U.S. West Texas Intermediate crude rose $2.50, or 3.31% to $82.65 a barrel. Brent crude futures climbed $2.59, or 3.18% to $83.96 a barrel.
Both benchmarks on Wednesday posted their biggest daily percentage declines since early August, with Brent closing at its lowest since Oct. 7 and WTI since Oct. 13, after weekly inventory data from the U.S. Energy Information Administration showed a larger than expected rise in crude stocks last week.
“The fall in oil prices overnight was likely partly due to the rise in U.S. oil stockpiles,” Commonwealth Bank commodities analyst Vivek Dhar said in a note.
“The more dominant driver of the decline in oil prices was Iran’s announcement that the U.S. and Iran will resume talks on reviving a nuclear accord.”
Tehran and six powers will start talks on reviving the 2015 Iran nuclear deal on Nov. 29. Iran has demanded that the United States remove sanctions that have been limiting its oil exports.
“We think [Iranian President Ebrahim] Raisi is still keen to strike a deal, despite his differences with the U.S., because of the economic windfall from U.S. sanctions being lifted,” Dhar said, referring to the country’s newly elected president.
Later on Thursday, the Organization of the Petroleum Exporting Countries and its allies including Russia, a group known as OPEC+, will meet.
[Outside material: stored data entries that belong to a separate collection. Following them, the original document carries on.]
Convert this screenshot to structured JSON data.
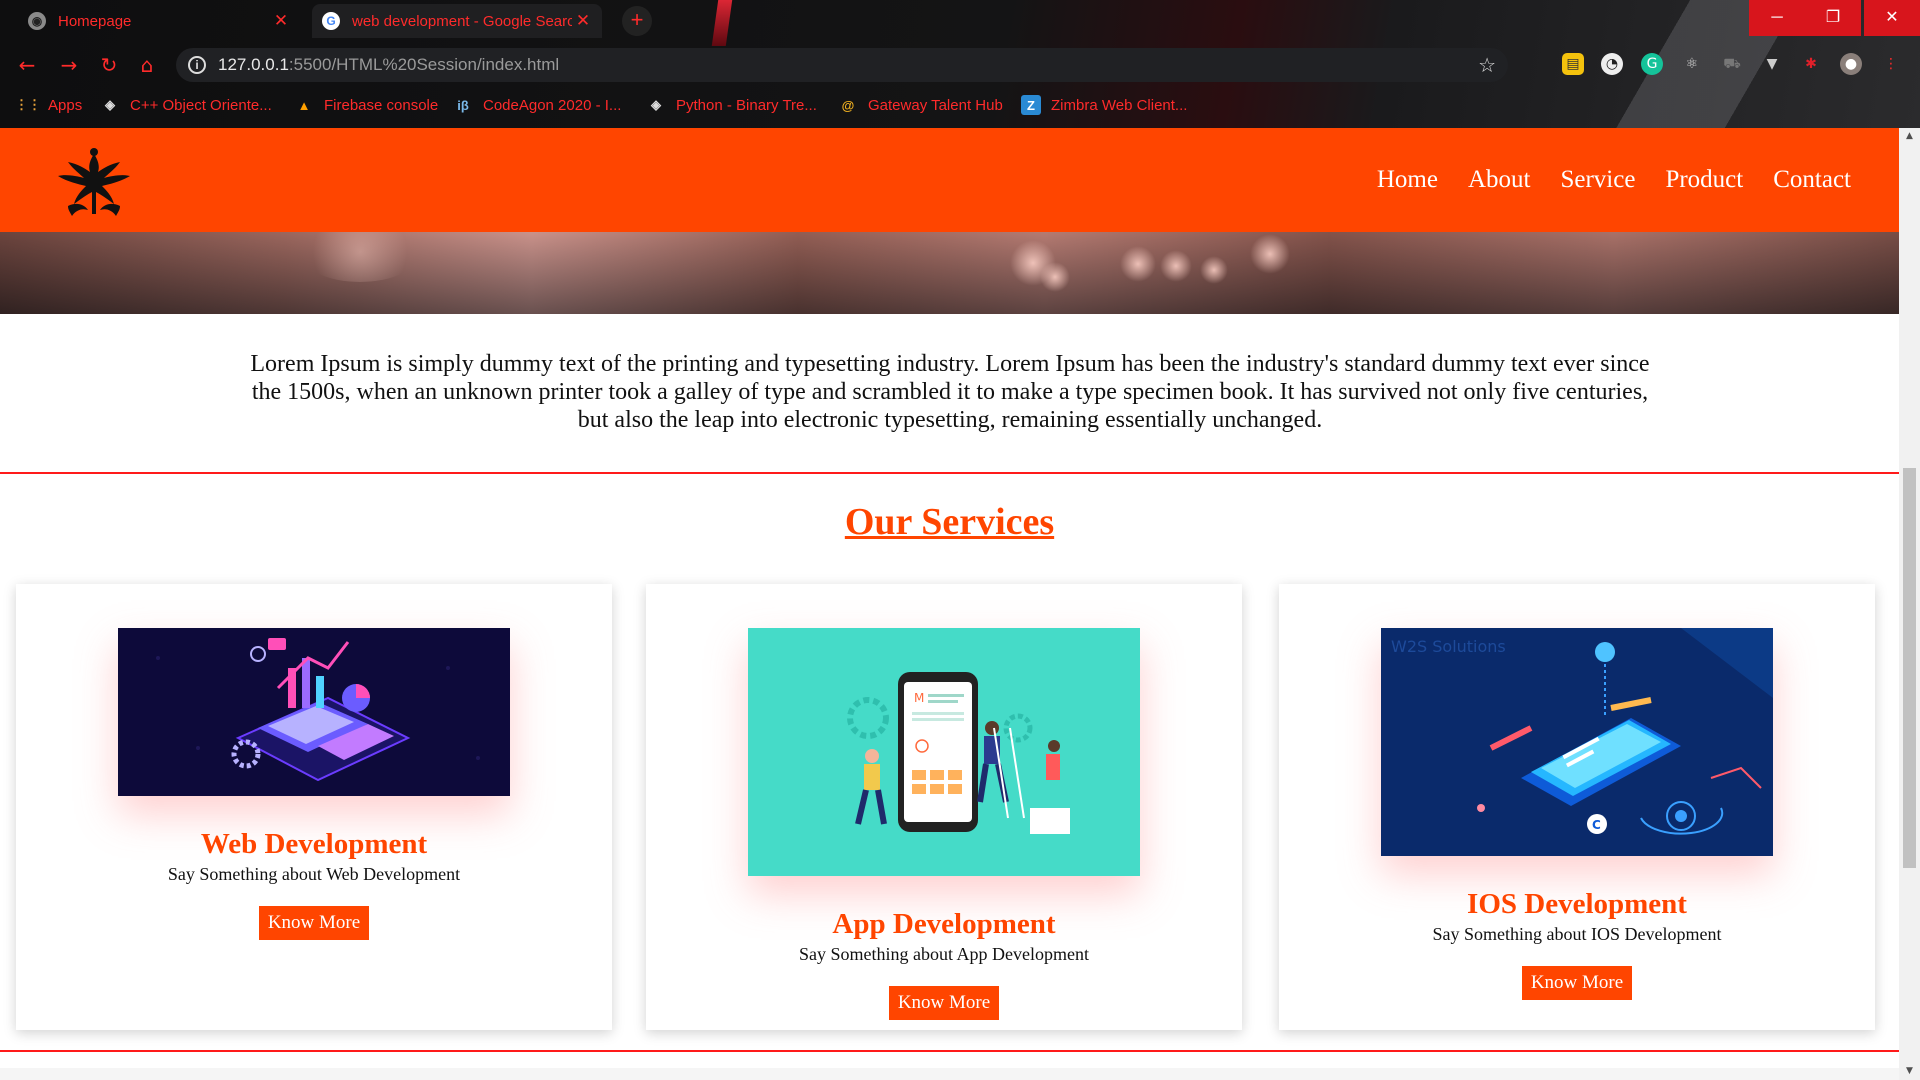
{
  "browser": {
    "tabs": [
      {
        "title": "Homepage",
        "favicon": "globe-icon"
      },
      {
        "title": "web development - Google Search",
        "favicon": "google-icon"
      }
    ],
    "new_tab_label": "+",
    "url_host": "127.0.0.1",
    "url_rest": ":5500/HTML%20Session/index.html",
    "window_controls": {
      "minimize": "─",
      "maximize": "❐",
      "close": "✕"
    },
    "bookmarks": [
      {
        "label": "Apps",
        "icon": "apps-grid-icon"
      },
      {
        "label": "C++ Object Oriente...",
        "icon": "diamond-logo-icon"
      },
      {
        "label": "Firebase console",
        "icon": "firebase-flame-icon"
      },
      {
        "label": "CodeAgon 2020 - I...",
        "icon": "ib-icon",
        "icon_text": "iβ"
      },
      {
        "label": "Python - Binary Tre...",
        "icon": "diamond-logo-icon"
      },
      {
        "label": "Gateway Talent Hub",
        "icon": "swirl-icon"
      },
      {
        "label": "Zimbra Web Client...",
        "icon": "zimbra-icon",
        "icon_text": "Z"
      }
    ],
    "accent_color": "#ff2b2b"
  },
  "site": {
    "brand_color": "#ff4500",
    "nav": [
      "Home",
      "About",
      "Service",
      "Product",
      "Contact"
    ],
    "intro": "Lorem Ipsum is simply dummy text of the printing and typesetting industry. Lorem Ipsum has been the industry's standard dummy text ever since the 1500s, when an unknown printer took a galley of type and scrambled it to make a type specimen book. It has survived not only five centuries, but also the leap into electronic typesetting, remaining essentially unchanged.",
    "services_title": "Our Services",
    "cards": [
      {
        "title": "Web Development",
        "desc": "Say Something about Web Development",
        "button": "Know More",
        "image": "isometric-laptop-illustration"
      },
      {
        "title": "App Development",
        "desc": "Say Something about App Development",
        "button": "Know More",
        "image": "mobile-app-team-illustration"
      },
      {
        "title": "IOS Development",
        "desc": "Say Something about IOS Development",
        "button": "Know More",
        "image": "iphone-isometric-illustration",
        "watermark": "W2S Solutions"
      }
    ]
  }
}
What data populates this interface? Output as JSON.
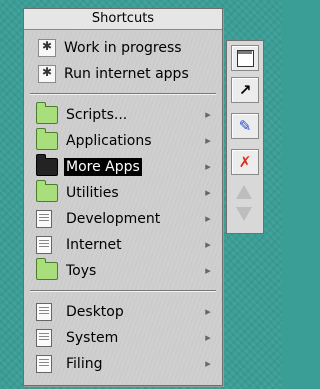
{
  "menu": {
    "title": "Shortcuts",
    "top_items": [
      {
        "label": "Work in progress",
        "icon": "app-star-icon"
      },
      {
        "label": "Run internet apps",
        "icon": "app-star-icon"
      }
    ],
    "middle_items": [
      {
        "label": "Scripts...",
        "icon": "folder-icon",
        "submenu": true
      },
      {
        "label": "Applications",
        "icon": "folder-icon",
        "submenu": true
      },
      {
        "label": "More Apps",
        "icon": "folder-open-icon",
        "submenu": true,
        "selected": true
      },
      {
        "label": "Utilities",
        "icon": "folder-icon",
        "submenu": true
      },
      {
        "label": "Development",
        "icon": "document-icon",
        "submenu": true
      },
      {
        "label": "Internet",
        "icon": "document-icon",
        "submenu": true
      },
      {
        "label": "Toys",
        "icon": "folder-icon",
        "submenu": true
      }
    ],
    "bottom_items": [
      {
        "label": "Desktop",
        "icon": "document-icon",
        "submenu": true
      },
      {
        "label": "System",
        "icon": "document-icon",
        "submenu": true
      },
      {
        "label": "Filing",
        "icon": "document-icon",
        "submenu": true
      }
    ],
    "submenu_arrow": "▸"
  },
  "toolbar": {
    "buttons": [
      {
        "name": "window-icon",
        "glyph": ""
      },
      {
        "name": "back-arrow-icon",
        "glyph": "↗"
      },
      {
        "name": "pencil-icon",
        "glyph": "✎"
      },
      {
        "name": "close-icon",
        "glyph": "✗"
      }
    ]
  },
  "colors": {
    "desktop": "#3a9e96",
    "menu_bg": "#cfcfcf",
    "folder": "#a9de7d",
    "selection": "#000000"
  }
}
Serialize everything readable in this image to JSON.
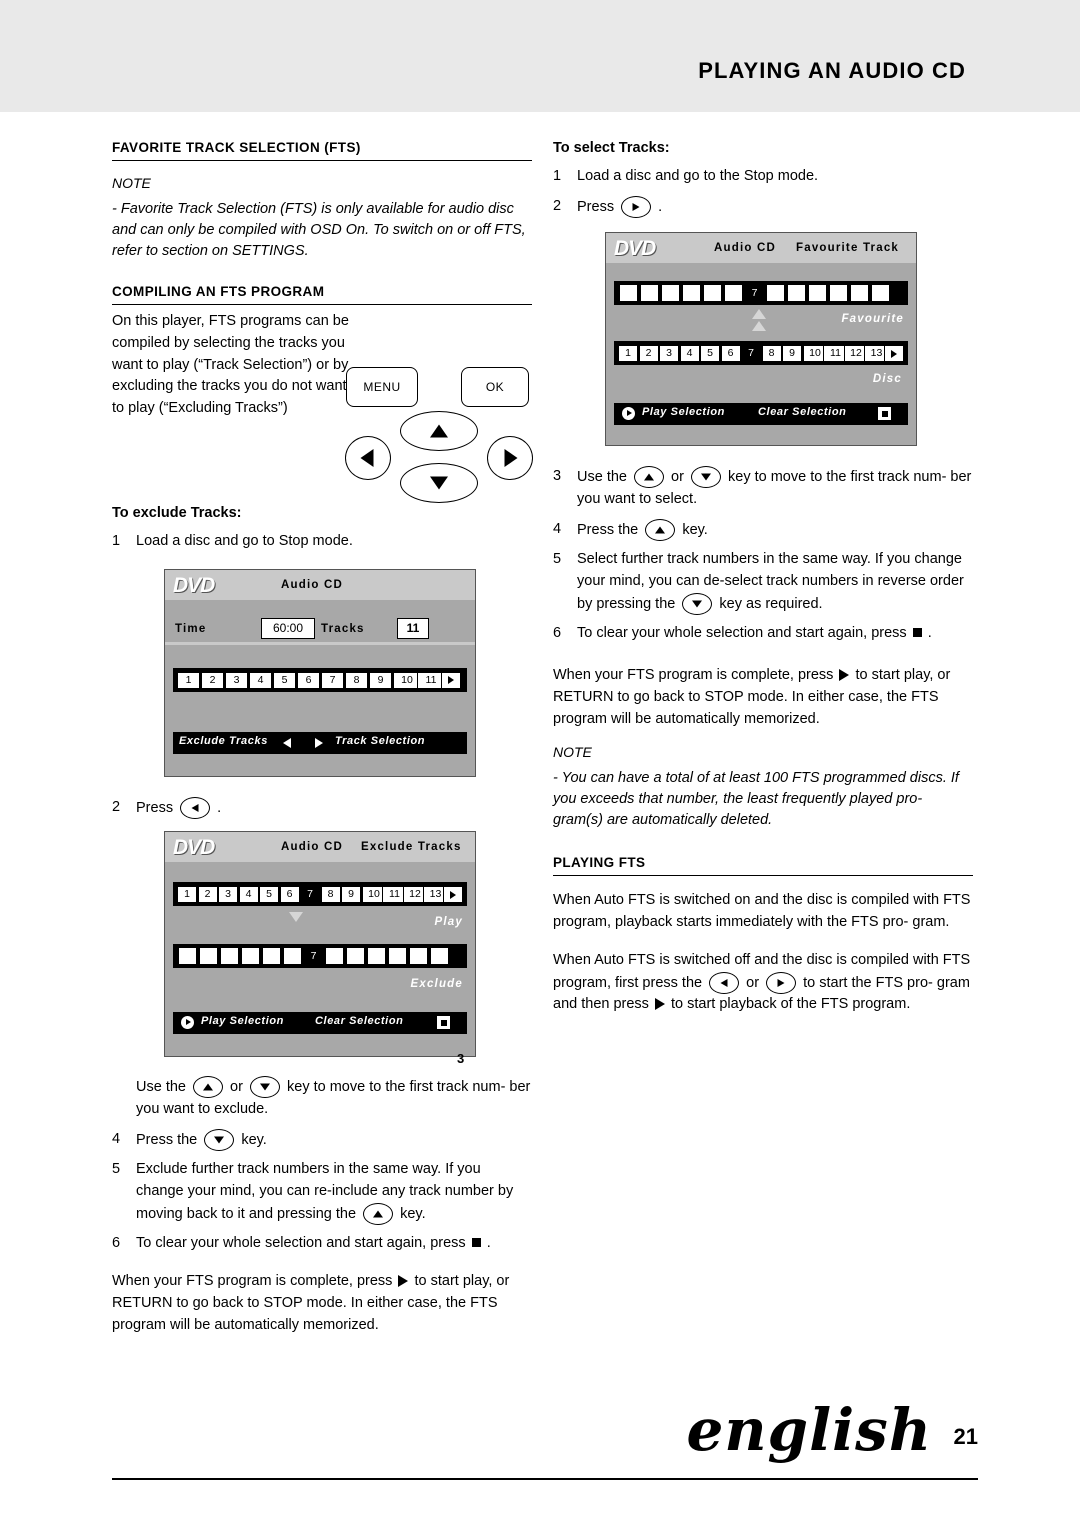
{
  "header": {
    "title": "PLAYING AN AUDIO CD"
  },
  "footer": {
    "language": "english",
    "page": "21"
  },
  "left": {
    "section1_title": "FAVORITE TRACK SELECTION (FTS)",
    "note_label": "NOTE",
    "note_body": "- Favorite Track Selection (FTS) is only available for audio disc and can only be compiled with OSD On. To switch on or off FTS, refer to section on SETTINGS.",
    "section2_title": "COMPILING AN FTS PROGRAM",
    "intro": "On this player, FTS programs can be compiled by selecting the tracks you want to play (“Track Selection”) or by excluding the tracks you do not want to play (“Excluding Tracks”)",
    "remote": {
      "menu": "MENU",
      "ok": "OK"
    },
    "sub1": "To exclude Tracks:",
    "step1_num": "1",
    "step1_text": "Load a disc and go to Stop mode.",
    "step2_num": "2",
    "step2_text": "Press",
    "step2_after": ".",
    "step3_num": "3",
    "step3_a": "Use the",
    "step3_or": "or",
    "step3_b": "key to move to the first track num- ber you want to exclude.",
    "step4_num": "4",
    "step4_a": "Press the",
    "step4_b": "key.",
    "step5_num": "5",
    "step5_a": "Exclude further track numbers in the same way. If you change your mind, you can re-include any track number by moving back to it and pressing the",
    "step5_b": "key.",
    "step6_num": "6",
    "step6_a": "To clear your whole selection and start again, press",
    "step6_b": ".",
    "closing": "When your FTS program is complete, press ▶ to start play, or RETURN to go back to STOP mode. In either case, the FTS program will be automatically memorized.",
    "closing_a": "When your FTS program is complete, press",
    "closing_b": "to start play, or RETURN to go back to STOP mode. In either case, the FTS program will be automatically memorized.",
    "fig_number": "3"
  },
  "right": {
    "sub1": "To select Tracks:",
    "step1_num": "1",
    "step1_text": "Load a disc and go to the Stop mode.",
    "step2_num": "2",
    "step2_text": "Press",
    "step2_after": ".",
    "step3_num": "3",
    "step3_a": "Use the",
    "step3_or": "or",
    "step3_b": "key to move to the first track num- ber you want to select.",
    "step4_num": "4",
    "step4_a": "Press the",
    "step4_b": "key.",
    "step5_num": "5",
    "step5_a": "Select further track numbers in the same way. If you change your mind, you can de-select track numbers in reverse order by pressing the",
    "step5_b": "key as required.",
    "step6_num": "6",
    "step6_a": "To clear your whole selection and start again, press",
    "step6_b": ".",
    "closing_a": "When your FTS program is complete, press",
    "closing_b": "to start play, or RETURN to go back to STOP mode. In either case, the FTS program will be automatically memorized.",
    "note_label": "NOTE",
    "note_body": "- You can have a total of at least 100 FTS programmed discs. If you exceeds that number, the least frequently played pro- gram(s) are automatically deleted.",
    "section_title": "PLAYING FTS",
    "para1": "When Auto FTS is switched on and the disc is compiled with FTS program, playback starts immediately with the FTS pro- gram.",
    "para2_a": "When Auto FTS is switched off and the disc is compiled with FTS program, first press the",
    "para2_or": "or",
    "para2_b": "to start the FTS pro- gram and then press",
    "para2_c": "to start playback of the FTS program."
  },
  "osd1": {
    "title_audio": "Audio CD",
    "time_label": "Time",
    "time_value": "60:00",
    "tracks_label": "Tracks",
    "tracks_value": "11",
    "numbers": [
      "1",
      "2",
      "3",
      "4",
      "5",
      "6",
      "7",
      "8",
      "9",
      "10",
      "11"
    ],
    "bottom_left": "Exclude Tracks",
    "bottom_right": "Track Selection"
  },
  "osd2": {
    "title_audio": "Audio CD",
    "title_mode": "Exclude Tracks",
    "numbers": [
      "1",
      "2",
      "3",
      "4",
      "5",
      "6",
      "7",
      "8",
      "9",
      "10",
      "11",
      "12",
      "13"
    ],
    "highlight": "7",
    "label_play": "Play",
    "label_exclude": "Exclude",
    "bar_value": "7",
    "bottom_left": "Play Selection",
    "bottom_right": "Clear Selection"
  },
  "osd3": {
    "title_audio": "Audio CD",
    "title_mode": "Favourite Track",
    "bar_value": "7",
    "label_favourite": "Favourite",
    "numbers": [
      "1",
      "2",
      "3",
      "4",
      "5",
      "6",
      "7",
      "8",
      "9",
      "10",
      "11",
      "12",
      "13"
    ],
    "highlight": "7",
    "label_disc": "Disc",
    "bottom_left": "Play Selection",
    "bottom_right": "Clear Selection"
  }
}
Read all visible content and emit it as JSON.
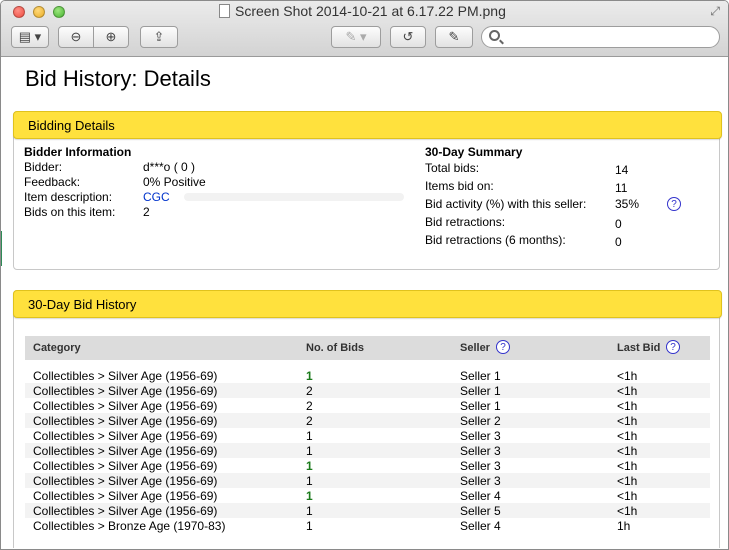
{
  "window": {
    "title": "Screen Shot 2014-10-21 at 6.17.22 PM.png"
  },
  "page": {
    "heading": "Bid History: Details"
  },
  "bidding_details": {
    "section_title": "Bidding Details",
    "bidder_info": {
      "title": "Bidder Information",
      "rows": [
        {
          "label": "Bidder:",
          "value": "d***o ( 0 )"
        },
        {
          "label": "Feedback:",
          "value": "0% Positive"
        },
        {
          "label": "Item description:",
          "value": "CGC"
        },
        {
          "label": "Bids on this item:",
          "value": "2"
        }
      ]
    },
    "summary": {
      "title": "30-Day Summary",
      "rows": [
        {
          "label": "Total bids:",
          "value": "14"
        },
        {
          "label": "Items bid on:",
          "value": "11"
        },
        {
          "label": "Bid activity (%) with this seller:",
          "value": "35%"
        },
        {
          "label": "Bid retractions:",
          "value": "0"
        },
        {
          "label": "Bid retractions (6 months):",
          "value": "0"
        }
      ]
    }
  },
  "history": {
    "section_title": "30-Day Bid History",
    "columns": [
      "Category",
      "No. of Bids",
      "Seller",
      "Last Bid"
    ],
    "rows": [
      {
        "category": "Collectibles > Silver Age (1956-69)",
        "bids": "1",
        "seller": "Seller 1",
        "last": "<1h",
        "highlight": true
      },
      {
        "category": "Collectibles > Silver Age (1956-69)",
        "bids": "2",
        "seller": "Seller 1",
        "last": "<1h",
        "highlight": false
      },
      {
        "category": "Collectibles > Silver Age (1956-69)",
        "bids": "2",
        "seller": "Seller 1",
        "last": "<1h",
        "highlight": false
      },
      {
        "category": "Collectibles > Silver Age (1956-69)",
        "bids": "2",
        "seller": "Seller 2",
        "last": "<1h",
        "highlight": false
      },
      {
        "category": "Collectibles > Silver Age (1956-69)",
        "bids": "1",
        "seller": "Seller 3",
        "last": "<1h",
        "highlight": false
      },
      {
        "category": "Collectibles > Silver Age (1956-69)",
        "bids": "1",
        "seller": "Seller 3",
        "last": "<1h",
        "highlight": false
      },
      {
        "category": "Collectibles > Silver Age (1956-69)",
        "bids": "1",
        "seller": "Seller 3",
        "last": "<1h",
        "highlight": true
      },
      {
        "category": "Collectibles > Silver Age (1956-69)",
        "bids": "1",
        "seller": "Seller 3",
        "last": "<1h",
        "highlight": false
      },
      {
        "category": "Collectibles > Silver Age (1956-69)",
        "bids": "1",
        "seller": "Seller 4",
        "last": "<1h",
        "highlight": true
      },
      {
        "category": "Collectibles > Silver Age (1956-69)",
        "bids": "1",
        "seller": "Seller 5",
        "last": "<1h",
        "highlight": false
      },
      {
        "category": "Collectibles > Bronze Age (1970-83)",
        "bids": "1",
        "seller": "Seller 4",
        "last": "1h",
        "highlight": false
      }
    ]
  },
  "icons": {
    "help": "?"
  }
}
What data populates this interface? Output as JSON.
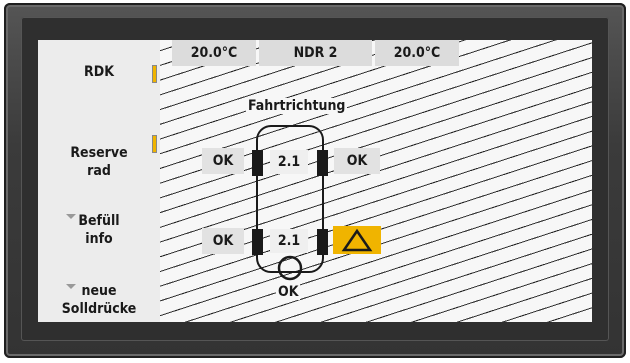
{
  "sidebar": {
    "items": [
      {
        "label": "RDK",
        "indicator": true
      },
      {
        "label": "Reserve\nrad",
        "indicator": true
      },
      {
        "label": "Befüll\ninfo",
        "arrow": true
      },
      {
        "label": "neue\nSolldrücke",
        "arrow": true
      }
    ]
  },
  "header": {
    "left_temp": "20.0°C",
    "station": "NDR 2",
    "right_temp": "20.0°C"
  },
  "diagram": {
    "direction_label": "Fahrtrichtung",
    "front_left_status": "OK",
    "front_left_pressure": "2.1",
    "front_right_status": "OK",
    "rear_left_status": "OK",
    "rear_left_pressure": "2.1",
    "rear_right_status": "warning",
    "spare_status": "OK"
  },
  "colors": {
    "warning": "#f0b400",
    "indicator": "#f0b400"
  }
}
The group is expected to reconfirm plans to keep monthly supply increases steady despite calls for an acceleration.
“The majority of OPEC+ members cannot raise production from current levels… while even Saudi Arabia has stressed the need to exercise caution on demand growth given increased COVID instances, while boosting crude oil output,” Citi analysts said.
OPEC+ was likely to stick to its current policy despite pressure from oil importers, they added.
Also, top producers Saudi Arabia and Russia are more confident higher oil prices will not elicit a fast response from the U.S. shale industry, OPEC+ sources said, reflecting a desire to rebuild revenue and supporting the case against raising OPEC+ output more quickly.
However, several major oil companies are planning to increase output or shale spending next year which could undercut OPEC+’s efforts to control supplies and support prices.